Через боль, но на волю. Дневник матери

Tekst
Loe katkendit
Märgi loetuks
Kuidas lugeda raamatut pärast ostmist
Šrift:Väiksem АаSuurem Aa

Дочь – воровка?

Ложь параллельно идет с воровством. Сначала «пропадают» личные вещи – то телефон мобильный «украли», то плейер «отобрали». Потом начинают пропадать ценные вещи и деньги из дома. Круг расширяется, и воровство может стать постоянным способом добывания денег на все увеличивающиеся дозы. Еще один способ, очень распространенный – это торговать наркотиками, доставляя дозы тому, кто побогаче, но чтобы и себе перепадало, или торговать телом, как делала студенческая подруга Маши.

У меня начали пропадать деньги. Подумать такое о сыне? Отношения всегда были нормальные, даже щепетильные с его стороны. Мне не хотелось думать такое и о Марии. Но прослеживалась четкая закономерность ее появлений дома и пропажи денег. Деньги пропадали странно: я откладывала сумму, необходимую в бизнесе для оплаты расходов, и из этой сумму исчезала какая-то неровная часть, словно кто-то впопыхах выхватил и убежал. Сначала я думала, что просчиталась, уронила, не доложила, забыла…

Дочь возмущенно отвергала разговоры на эту тему. Я прятала деньги по всем углам, перепрятывала, сама забывая, куда и сколько. Даже зная, что для наркоманов воровство – обычное дело, мне не хотелось верить, что моя дочь станет воровать у меня.

По законам детективного жанра я провела эксперимент, который убрал сомнения. Мы были в квартире вдвоем, моя комната рядом с ванной, где дочь что-то стирала. Я готовила на кухне в другом конце квартиры.
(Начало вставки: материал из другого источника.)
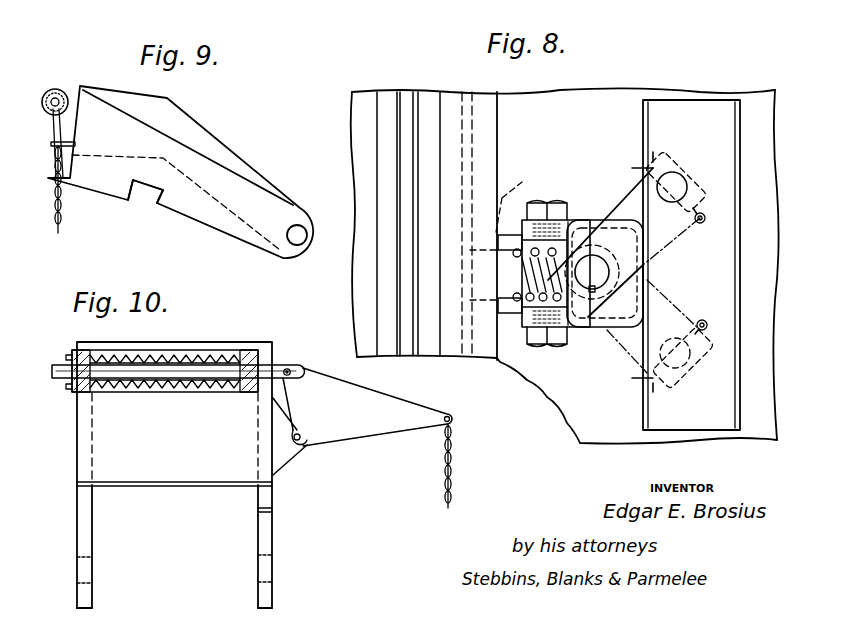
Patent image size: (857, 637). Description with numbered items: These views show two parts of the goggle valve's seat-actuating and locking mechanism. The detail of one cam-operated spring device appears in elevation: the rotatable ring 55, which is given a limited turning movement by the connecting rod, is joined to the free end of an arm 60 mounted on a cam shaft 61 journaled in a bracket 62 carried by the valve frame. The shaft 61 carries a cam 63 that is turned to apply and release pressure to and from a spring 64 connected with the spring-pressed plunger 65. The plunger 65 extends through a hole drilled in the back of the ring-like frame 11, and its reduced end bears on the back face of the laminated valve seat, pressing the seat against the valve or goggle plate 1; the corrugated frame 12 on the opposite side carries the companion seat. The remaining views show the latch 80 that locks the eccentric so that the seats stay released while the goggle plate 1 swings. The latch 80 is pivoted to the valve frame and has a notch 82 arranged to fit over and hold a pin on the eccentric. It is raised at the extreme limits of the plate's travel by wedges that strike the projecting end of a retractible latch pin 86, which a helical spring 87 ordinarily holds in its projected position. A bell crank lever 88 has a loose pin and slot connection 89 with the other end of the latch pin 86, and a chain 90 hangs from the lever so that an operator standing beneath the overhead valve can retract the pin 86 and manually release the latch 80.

In FIG. 8, the valve or goggle plate 1 is at (358, 288).
In FIG. 8, the ring-like frame 11 is at (490, 120).
In FIG. 8, the ring-like frame 12 is at (365, 115).
In FIG. 8, the rotatable ring 55 is at (723, 280).
In FIG. 8, the arm 60 is at (617, 215).
In FIG. 8, the cam shaft 61 is at (583, 263).
In FIG. 8, the bracket 62 is at (600, 318).
In FIG. 8, the cam 63 is at (643, 267).
In FIG. 8, the spring 64 is at (517, 304).
In FIG. 8, the spring-pressed plunger 65 is at (503, 198).
In FIG. 9, the latch 80 is at (227, 160).
In FIG. 10, the latch 80 is at (77, 453).
In FIG. 9, the notch 82 is at (132, 201).
In FIG. 10, the notch 82 is at (273, 510).
In FIG. 9, the retractible latch pin 86 is at (43, 102).
In FIG. 10, the retractible latch pin 86 is at (65, 375).
In FIG. 10, the helical spring 87 is at (170, 392).
In FIG. 9, the bell crank lever 88 is at (55, 128).
In FIG. 10, the bell crank lever 88 is at (373, 428).
In FIG. 10, the loose pin and slot connection 89 is at (290, 367).
In FIG. 9, the chain 90 is at (57, 210).
In FIG. 10, the chain 90 is at (447, 490).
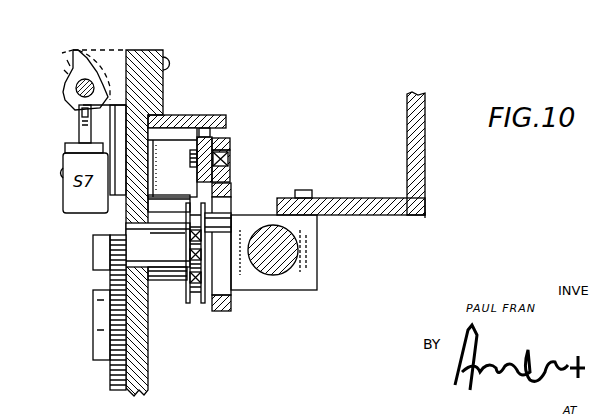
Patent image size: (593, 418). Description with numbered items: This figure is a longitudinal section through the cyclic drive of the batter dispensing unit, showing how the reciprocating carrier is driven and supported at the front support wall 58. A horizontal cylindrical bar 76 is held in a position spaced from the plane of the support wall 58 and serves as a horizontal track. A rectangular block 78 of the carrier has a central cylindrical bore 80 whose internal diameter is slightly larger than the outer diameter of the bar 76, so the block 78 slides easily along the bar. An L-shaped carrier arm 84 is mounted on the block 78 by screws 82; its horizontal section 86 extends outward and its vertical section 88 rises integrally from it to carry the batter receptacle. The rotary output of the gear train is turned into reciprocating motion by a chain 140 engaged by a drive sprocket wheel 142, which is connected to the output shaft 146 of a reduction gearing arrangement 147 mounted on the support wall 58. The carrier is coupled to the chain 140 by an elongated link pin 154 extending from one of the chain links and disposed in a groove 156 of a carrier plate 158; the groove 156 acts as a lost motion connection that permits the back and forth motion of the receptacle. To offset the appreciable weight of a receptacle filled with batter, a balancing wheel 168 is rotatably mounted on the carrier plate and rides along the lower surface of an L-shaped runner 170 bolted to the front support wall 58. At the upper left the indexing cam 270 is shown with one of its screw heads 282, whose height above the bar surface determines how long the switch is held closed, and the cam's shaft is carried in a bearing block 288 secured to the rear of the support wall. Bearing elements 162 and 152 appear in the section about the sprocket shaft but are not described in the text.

The front support wall 58 is at (140, 50).
The runner 170 is at (229, 117).
The bearing block 288 is at (113, 52).
The screw head 282 is at (51, 59).
The indexing cam 270 is at (62, 88).
The chain 140 is at (185, 208).
The drive sprocket wheel 142 is at (193, 262).
The output shaft 146 is at (175, 280).
The reduction gearing arrangement 147 is at (110, 282).
The bearing plate 162 is at (193, 205).
The bearing plate 152 is at (195, 305).
The balancing wheel 168 is at (203, 132).
The carrier plate 158 is at (229, 138).
The groove 156 is at (233, 180).
The elongated link pin 154 is at (220, 222).
The rectangular block 78 is at (317, 270).
The horizontal cylindrical bar 76 is at (287, 271).
The cylindrical bore 80 is at (295, 265).
The horizontal section 86 is at (373, 216).
The screw 82 is at (309, 191).
The vertical section 88 is at (423, 134).
The L-shaped carrier arm 84 is at (423, 218).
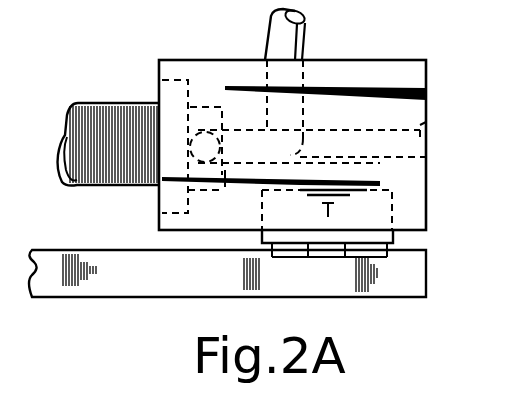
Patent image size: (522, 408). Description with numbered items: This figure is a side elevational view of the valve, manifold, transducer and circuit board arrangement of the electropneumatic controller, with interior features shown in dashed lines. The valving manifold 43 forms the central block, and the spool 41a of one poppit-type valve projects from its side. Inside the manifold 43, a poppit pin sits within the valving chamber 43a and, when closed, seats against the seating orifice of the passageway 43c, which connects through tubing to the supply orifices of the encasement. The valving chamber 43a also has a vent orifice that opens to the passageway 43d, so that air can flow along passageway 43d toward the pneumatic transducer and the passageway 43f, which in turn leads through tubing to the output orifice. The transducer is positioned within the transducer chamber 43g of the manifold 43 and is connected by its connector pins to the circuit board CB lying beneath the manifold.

The valving manifold 43 is at (417, 62).
The valving chamber 43a is at (213, 100).
The passageway 43c is at (315, 82).
The passageway 43d is at (426, 157).
The passageway 43f is at (428, 121).
The transducer chamber 43g is at (258, 200).
The spool 41a is at (92, 189).
The circuit board CB is at (414, 296).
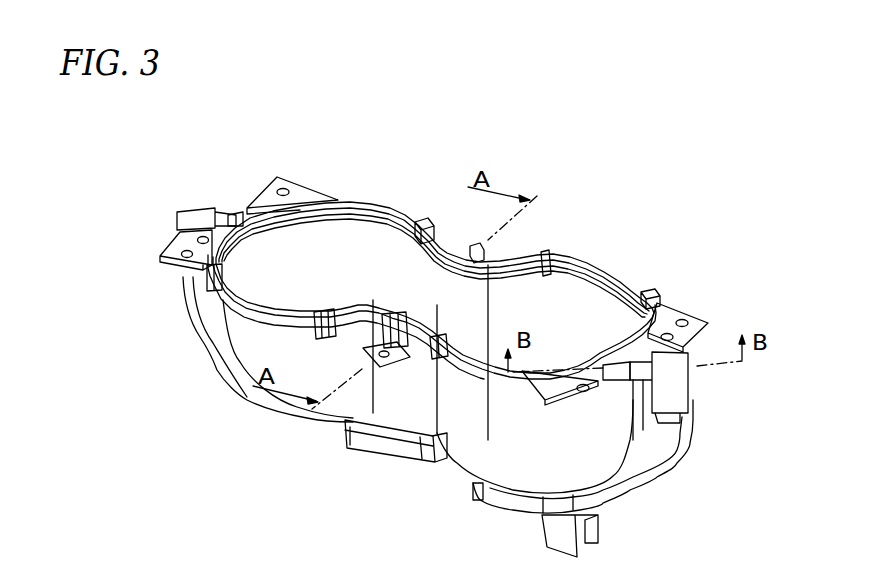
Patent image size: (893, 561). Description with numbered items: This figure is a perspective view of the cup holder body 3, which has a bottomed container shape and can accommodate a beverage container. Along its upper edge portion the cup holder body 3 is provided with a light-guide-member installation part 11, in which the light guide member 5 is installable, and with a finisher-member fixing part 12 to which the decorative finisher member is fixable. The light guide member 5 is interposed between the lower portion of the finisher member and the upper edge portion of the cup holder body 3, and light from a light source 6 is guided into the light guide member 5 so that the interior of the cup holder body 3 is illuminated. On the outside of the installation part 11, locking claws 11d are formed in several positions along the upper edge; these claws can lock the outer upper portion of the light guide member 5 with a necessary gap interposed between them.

The cup holder body 3 is at (434, 367).
The light guide member 5 is at (383, 235).
The light source 6 is at (181, 212).
The light-guide-member installation part 11 is at (488, 258).
The locking claws 11d is at (432, 222).
The finisher-member fixing part 12 is at (410, 358).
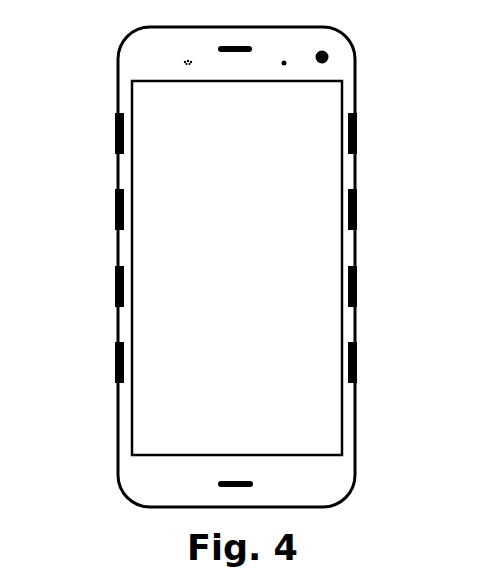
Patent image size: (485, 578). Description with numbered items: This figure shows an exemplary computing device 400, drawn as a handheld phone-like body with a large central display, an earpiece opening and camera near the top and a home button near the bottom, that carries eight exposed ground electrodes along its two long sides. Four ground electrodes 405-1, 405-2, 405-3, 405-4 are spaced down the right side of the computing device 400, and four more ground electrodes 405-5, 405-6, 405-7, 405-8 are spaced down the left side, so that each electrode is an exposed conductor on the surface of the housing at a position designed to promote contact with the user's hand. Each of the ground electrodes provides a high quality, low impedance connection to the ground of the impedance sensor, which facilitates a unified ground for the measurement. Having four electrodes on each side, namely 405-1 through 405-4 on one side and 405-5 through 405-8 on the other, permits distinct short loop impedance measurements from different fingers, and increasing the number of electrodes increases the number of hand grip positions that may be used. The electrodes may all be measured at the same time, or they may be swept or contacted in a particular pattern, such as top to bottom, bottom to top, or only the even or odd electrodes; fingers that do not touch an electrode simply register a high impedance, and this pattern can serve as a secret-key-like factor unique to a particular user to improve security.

The computing device 400 is at (345, 35).
The ground electrode 405-1 is at (356, 138).
The ground electrode 405-2 is at (356, 214).
The ground electrode 405-3 is at (356, 290).
The ground electrode 405-4 is at (356, 366).
The ground electrode 405-5 is at (115, 138).
The ground electrode 405-6 is at (115, 213).
The ground electrode 405-7 is at (115, 288).
The ground electrode 405-8 is at (115, 362).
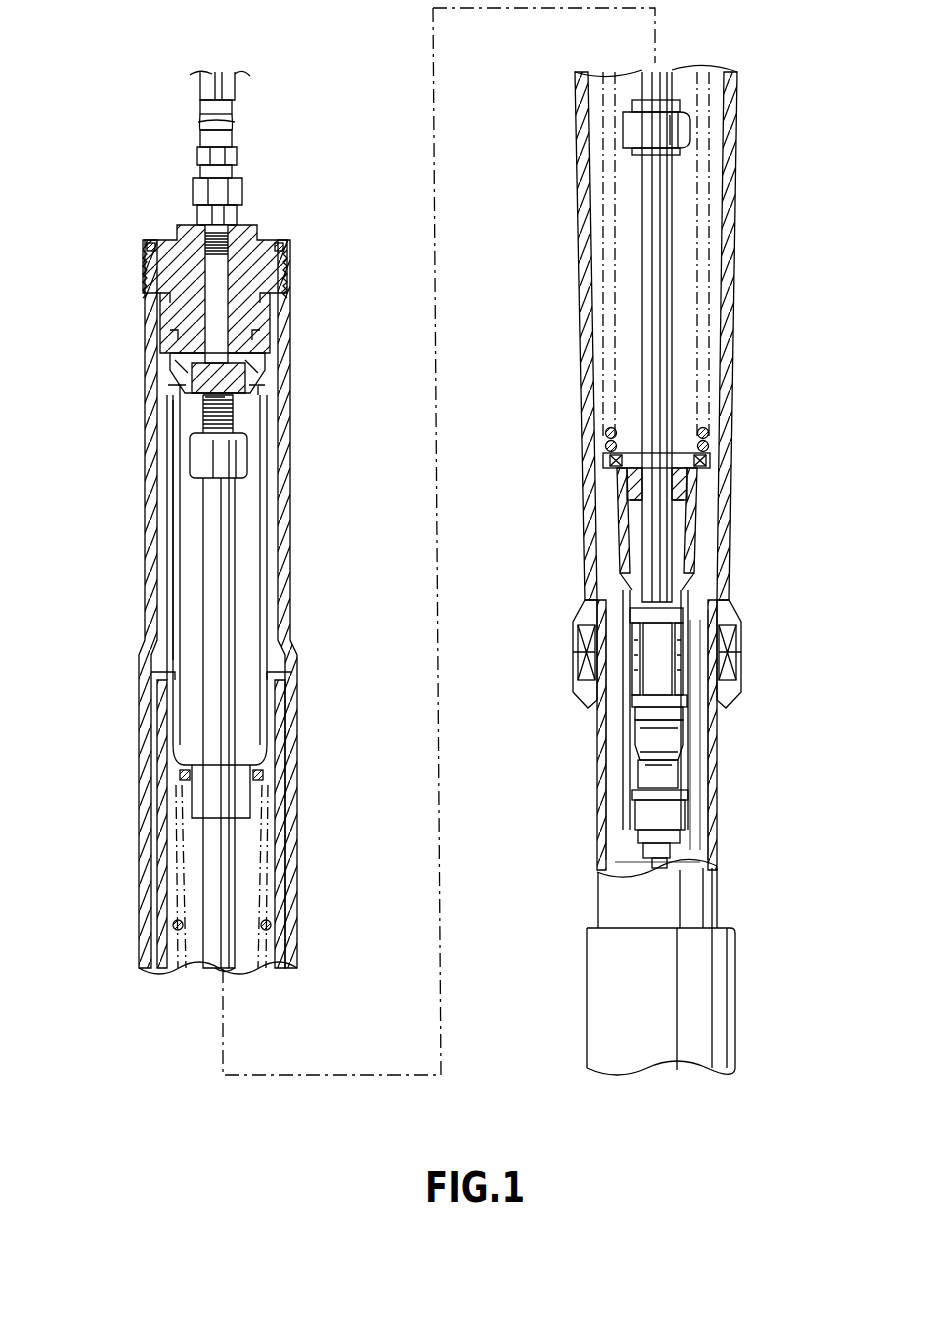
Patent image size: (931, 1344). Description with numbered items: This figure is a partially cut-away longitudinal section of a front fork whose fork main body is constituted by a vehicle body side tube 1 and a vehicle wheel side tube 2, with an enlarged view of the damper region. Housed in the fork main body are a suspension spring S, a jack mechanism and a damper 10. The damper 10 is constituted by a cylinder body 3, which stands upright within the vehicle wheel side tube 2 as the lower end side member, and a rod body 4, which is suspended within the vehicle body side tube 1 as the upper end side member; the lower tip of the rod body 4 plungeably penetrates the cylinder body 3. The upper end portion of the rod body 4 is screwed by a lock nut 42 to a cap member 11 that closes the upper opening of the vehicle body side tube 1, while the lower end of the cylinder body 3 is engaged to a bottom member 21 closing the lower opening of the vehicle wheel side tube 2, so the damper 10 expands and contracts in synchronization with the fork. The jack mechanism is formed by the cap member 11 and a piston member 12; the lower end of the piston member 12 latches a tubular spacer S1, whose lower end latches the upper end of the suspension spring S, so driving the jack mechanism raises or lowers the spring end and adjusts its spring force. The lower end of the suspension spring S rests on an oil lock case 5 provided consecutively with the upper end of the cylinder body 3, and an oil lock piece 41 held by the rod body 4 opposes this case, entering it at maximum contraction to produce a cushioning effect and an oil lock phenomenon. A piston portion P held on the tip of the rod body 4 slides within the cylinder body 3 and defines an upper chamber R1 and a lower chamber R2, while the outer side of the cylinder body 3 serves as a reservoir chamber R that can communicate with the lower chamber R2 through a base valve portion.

The vehicle body side tube 1 is at (152, 584).
The vehicle wheel side tube 2 is at (165, 968).
The cylinder body 3 is at (693, 808).
The rod body 4 is at (238, 582).
The oil lock case 5 is at (698, 515).
The damper 10 is at (247, 563).
The cap member 11 is at (262, 237).
The piston member 12 is at (178, 374).
The bottom member 21 is at (737, 1012).
The oil lock piece 41 is at (691, 128).
The lock nut 42 is at (250, 445).
The suspension spring S is at (185, 790).
The spacer S1 is at (172, 510).
The reservoir chamber R is at (700, 745).
The upper chamber R1 is at (635, 745).
The lower chamber R2 is at (650, 848).
The piston portion P is at (676, 827).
В кармане сумки у меня лежала небольшая сумма. Что-то подсказало мне пойти и проверить, на месте ли деньги… Их не оказалось. Спокойно и настойчиво я потребовала у дочери вернуть деньги. Она плакала, обвиняла меня, что я ей не доверяю. Слез много, маска искренности и оскорбленности такая, что я даже начала сомневаться, но продолжала требовать возврата денег и убеждать, что если она вернет их, то отношения останутся нормальными. Она расплакалась и сказала, что у нее долги, требуют возврата с угрозами, и она их понемногу отдает, но сроки жмут. Ей не хочется жить, потому что страшно, деньги брали и тратили вместе с «другом», но он «отмораживается».

Ситуация, как ни странно, радовала. Она была переломной: у меня открылись глаза, и, как показало дальнейшее, она не смогла больше воровать, получилось лучше для обоих.

Нужно достичь дна

Ложь, воровство, лень, безволие, агрессия – это все присутствовало и вызывало мою взрывную, негативную реакцию: этого не может быть! Так не должно быть! Моя Машенька совершенно другая! Но такое поведение типично для всех наркоманов, и это результат уже сильно травмированной химическими веществами психики. Большого труда стоило понимание, что моя дочь больна, и относиться к ней надо как к больной, и необходимо ее лечить. Более того, если наркомания – это болезнь души и духа, значит, по-христиански будет правильным разделить грех – характеристики душевной и духовной болезни, и грешника – слабого и немощного человека, нуждающегося в твоей помощи. Когда мне удалось хоть в какой-то степени отделить грех от личности дочери, уровень моих претензий к ней снизился намного, я стала чувствовать к ней сострадание, нежность и любовь, даже если она вела себя как прежде.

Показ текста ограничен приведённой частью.